One primary reason for poor maternal and child health outcomes is identified as the higher OOPE associated with health care, especially among the poor, for whom health care access often imposes a considerable financial burden on families (8,23,40). In this context, the present study aimed to assess the OOPE of the first prenatal clinic visit comprehensively—the "booking visit" in pregnancy care in Sri Lanka.
This study used a probability sample representing the whole district. The total OOPE estimated for the first prenatal clinic visit (USD 8.12) could be underestimated because the laboratory investigations for this cohort were provided free-of-charge by the RaPCo study. Though the examinations are offered through free health care, some pregnant women prefer attending paid services to minimize travel and the waiting time in public hospitals. Even with a probable underestimation, this is a considerable amount for a single clinic visit in the availability of free healthcare services, especially considering its impact on household income and expenditure. Evidence suggests that the OOPE of maternal healthcare can range between 1% and 5% of total annual household expenditure throughout the pregnancy period and increase between 5% and 34% if complications occur. This could lead to a catastrophic expense for poor households in low-income countries in Asia and Africa (41).
The problem's severity is further emphasized with the reported 4% of OOPE of monthly household income within the lowest income quintiles. This could be challenging since only one mother was using health insurance for financing health care. Still, others had to withdraw from routine transactions/savings from informal loans with high interest rates and selling assets. According to statistics, society's poorest section has to pay for health needs from their expenditure, which they keep for basic necessities (8,9,16,23,42,43).
Most pregnant women (79.2%) used government-free health services, and 61.3% of them were below the middle-income quintile. Similarly, the literature suggests that the free government healthcare facilities' usage rates, including inpatient, primary, and preventive care, were highest among the poor (44). Even though using only government-free maternal health services, pregnant women had an OOPE of USD 3.49. Among them, one-fifth was for the cost of medicine/micronutrient supplements (Folic acid, iron folate, Vitamin C, and calcium supplementation), and the rest was for unavoidable direct non-medical costs. This study did not specifically collect facts regarding the reasons and types of medicine/micronutrient supplements that pregnant women had to purchase.
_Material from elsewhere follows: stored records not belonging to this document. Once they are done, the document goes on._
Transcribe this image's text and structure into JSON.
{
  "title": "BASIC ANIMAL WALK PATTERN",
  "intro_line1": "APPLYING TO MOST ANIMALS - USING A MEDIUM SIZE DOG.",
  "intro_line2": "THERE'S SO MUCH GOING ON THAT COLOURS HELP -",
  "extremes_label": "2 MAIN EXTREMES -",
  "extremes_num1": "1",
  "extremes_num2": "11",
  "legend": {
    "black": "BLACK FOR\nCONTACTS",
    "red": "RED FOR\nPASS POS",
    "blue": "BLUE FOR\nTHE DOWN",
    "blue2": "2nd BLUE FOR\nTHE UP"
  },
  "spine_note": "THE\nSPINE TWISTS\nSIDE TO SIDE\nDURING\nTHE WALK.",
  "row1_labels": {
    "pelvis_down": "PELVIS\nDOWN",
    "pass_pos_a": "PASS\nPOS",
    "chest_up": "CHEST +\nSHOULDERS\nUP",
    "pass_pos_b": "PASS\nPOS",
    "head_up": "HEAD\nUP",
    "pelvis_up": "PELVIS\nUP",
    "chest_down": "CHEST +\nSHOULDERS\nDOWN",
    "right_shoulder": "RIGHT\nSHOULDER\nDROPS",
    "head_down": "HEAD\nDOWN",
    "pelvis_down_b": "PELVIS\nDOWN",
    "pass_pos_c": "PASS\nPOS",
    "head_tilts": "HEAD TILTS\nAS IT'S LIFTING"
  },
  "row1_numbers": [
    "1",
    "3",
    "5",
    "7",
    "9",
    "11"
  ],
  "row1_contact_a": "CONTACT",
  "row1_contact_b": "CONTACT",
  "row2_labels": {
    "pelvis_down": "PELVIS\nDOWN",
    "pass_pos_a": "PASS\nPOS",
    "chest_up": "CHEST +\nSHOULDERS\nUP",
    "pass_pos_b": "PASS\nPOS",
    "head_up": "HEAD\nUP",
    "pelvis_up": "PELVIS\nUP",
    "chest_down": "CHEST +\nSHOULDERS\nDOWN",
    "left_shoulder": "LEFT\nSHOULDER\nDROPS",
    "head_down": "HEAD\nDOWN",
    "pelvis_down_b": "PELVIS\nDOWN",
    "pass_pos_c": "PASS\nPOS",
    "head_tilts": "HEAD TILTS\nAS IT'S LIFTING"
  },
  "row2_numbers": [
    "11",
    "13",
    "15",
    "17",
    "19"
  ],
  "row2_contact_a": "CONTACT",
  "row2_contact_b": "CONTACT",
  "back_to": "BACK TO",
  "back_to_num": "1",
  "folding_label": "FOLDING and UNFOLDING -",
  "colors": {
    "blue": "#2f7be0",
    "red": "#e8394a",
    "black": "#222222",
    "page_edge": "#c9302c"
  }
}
Nonetheless, the government prenatal health care services are expected to provide micronutrient supplements and essential medicine for minor ailments for free. In that context, OOPE for the cost of medicine/micronutrient supplements indirectly implies either the unavailability of such medicine at the health care facility or pregnant women preferring to purchase them from outside due to various reasons. However, this is a vital issue since Sri Lanka exerts free government health services to all citizens (28,32) and, primarily, the government-financed healthcare in Sri Lanka (45). Therefore, the avoidable OOPE (direct medical cost) should be zero or at a minimal level in a setting with a free healthcare policy (5,8,17,46–48). However, available literature of different regions in the world also confirmed that the existence of OOPE with practicing public free health care policy and national-level free health programs in Nepal (1,49–51), Bangladesh (1,49,52), and India (22,24).
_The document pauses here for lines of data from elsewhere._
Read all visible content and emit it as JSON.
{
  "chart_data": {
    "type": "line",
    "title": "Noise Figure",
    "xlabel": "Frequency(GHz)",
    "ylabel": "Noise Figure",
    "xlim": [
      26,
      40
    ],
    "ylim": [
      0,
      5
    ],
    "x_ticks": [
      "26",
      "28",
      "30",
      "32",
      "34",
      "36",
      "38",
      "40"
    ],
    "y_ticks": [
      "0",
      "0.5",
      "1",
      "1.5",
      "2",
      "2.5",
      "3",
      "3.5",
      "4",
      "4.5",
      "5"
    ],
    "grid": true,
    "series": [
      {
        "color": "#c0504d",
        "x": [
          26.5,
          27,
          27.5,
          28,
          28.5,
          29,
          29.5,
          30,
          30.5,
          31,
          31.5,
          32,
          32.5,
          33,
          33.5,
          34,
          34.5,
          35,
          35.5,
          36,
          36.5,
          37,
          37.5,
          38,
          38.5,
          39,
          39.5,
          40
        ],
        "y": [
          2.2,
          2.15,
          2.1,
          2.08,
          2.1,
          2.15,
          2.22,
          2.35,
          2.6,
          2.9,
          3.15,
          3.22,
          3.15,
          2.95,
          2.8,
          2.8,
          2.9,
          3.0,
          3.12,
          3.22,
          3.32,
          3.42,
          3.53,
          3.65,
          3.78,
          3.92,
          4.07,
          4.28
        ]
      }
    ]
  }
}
Among the study sample, 20.8% of pregnant women had utilized private health care services and had paid 42.1% of the cost for consultation and 21.6% for the cost for the medicine of the total OOPE. More importantly, 61.6% of pregnant women who used private health services were below the middle-income quintile. The emerging issue here is that (despite having free maternal healthcare services), many people spend high OOPE, unbearable for the low-income families' household expenses (5,6,8,53–57). Instead of accessing free government health care, people tend to bear the actual cost of some drugs, investigations, and surgeries, which may place a significant burden on Sri Lanka's households (28,58). This is under- and mal-utilization of the well-developed maternal health care package to catering all requirements for the initial prenatal clinic (38).
The positive correlation between OOPE and household expenditure is oblivious since OOPE acts as an independent health cost category, including medical and non-medical spending, which is in line with the existing evidence (59). The number of pregnancies reported a negative association with OOPE; a study conducted in India revealed a similar association (25). The probable reason could be better financial management during pregnancy with previous experience.